Table 5 Comparison of our study with other methods using the same dataset

5.4 Comparison with respect to existing studies

Evaluation of same ML method with different datasets may give different results. For comparison purposes, the performance of different botnet detection approaches needs to be evaluated subject to the same dataset. Otherwise, comparison versus different methods is not reliable and accurate. We compare our results with respect to the state-of-the-art botnet detection methods using the CTU-13 and ISOT dataset.

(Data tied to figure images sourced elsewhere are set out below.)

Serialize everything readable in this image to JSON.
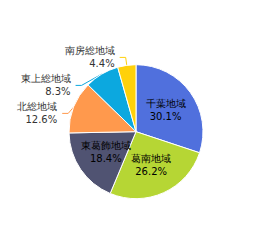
{
  "chart_data": {
    "type": "pie",
    "categories": [
      "千葉地域",
      "葛南地域",
      "東葛飾地域",
      "北総地域",
      "東上総地域",
      "南房総地域"
    ],
    "values": [
      30.1,
      26.2,
      18.4,
      12.6,
      8.3,
      4.4
    ],
    "value_labels": [
      "30.1%",
      "26.2%",
      "18.4%",
      "12.6%",
      "8.3%",
      "4.4%"
    ],
    "data_labels": true
  }
}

Performance comparison of the presented system with respect to some existing studies for botnet detection is shown in Table 5. As stated in the related work section, Chen et al. [8] achieve 94% accuracy on CTU-13 dataset and Wang and Paschalidis [53] achieve 0.14, 0.088, 0.21, 0.082 and 0.14 F1-score on a subset of the CTU-13 dataset. In [2], 29 TCP features are extracted based on the connection period 30 s. Two feature selection algorithms are proposed, and 98.32% accuracy, 98.69% F-measure and 0.75% false positive rate are reached. Our proposed method outperforms by reaching at 99% accuracy and 99.1% F1-score. The comparison results reveal that the proposed deep learning-based approach achieves better botnet detection accuracy with very low false positive rate.

6 Conclusion

In this paper, we present a novel botnet detection by modeling network traffic traces between communication endpoints by representing the whole traffic in a graph. We extract the representative and meaningful feature set generated by flow statistics between each host for 3 different protocols, namely TCP, UDP and ICMP. We justify our approach by showing that P2P botnet and other botnets can be determined via their statistical features. For instance, the communication between each host is represented by these protocols as a matrix of summary network information. Therefore, any prior knowledge about botnet such as communication protocols (for instance, HTTP, IRC, P2P) and information about port or payload data are not required.

Then, we design the deep neural learning architecture toward botnet detection. Our particular focus is on the evaluation of the performance of the LSTM and CNN. In our evaluation study, we use two datasets publicly available for benchmarking purposes. And deep learning results are evaluated and compared with respect to the statistical metric results of baseline classifiers. The evaluation results show that the presented method outperforms other related approaches and it can discover botnets reaching at 99% level in accuracy. We assess the run time performance of our approach. According to the run time performance test, the method costs only a small amount of time to process network flows and identifies their categories whether botnet or normal traffic. Our presented method presents acceptable training period subject to a fairly large set of botnets, very accurate detection results and the potential for real-life deployment by leveraging deep learning as an emerging solution to a large variety of classification tasks.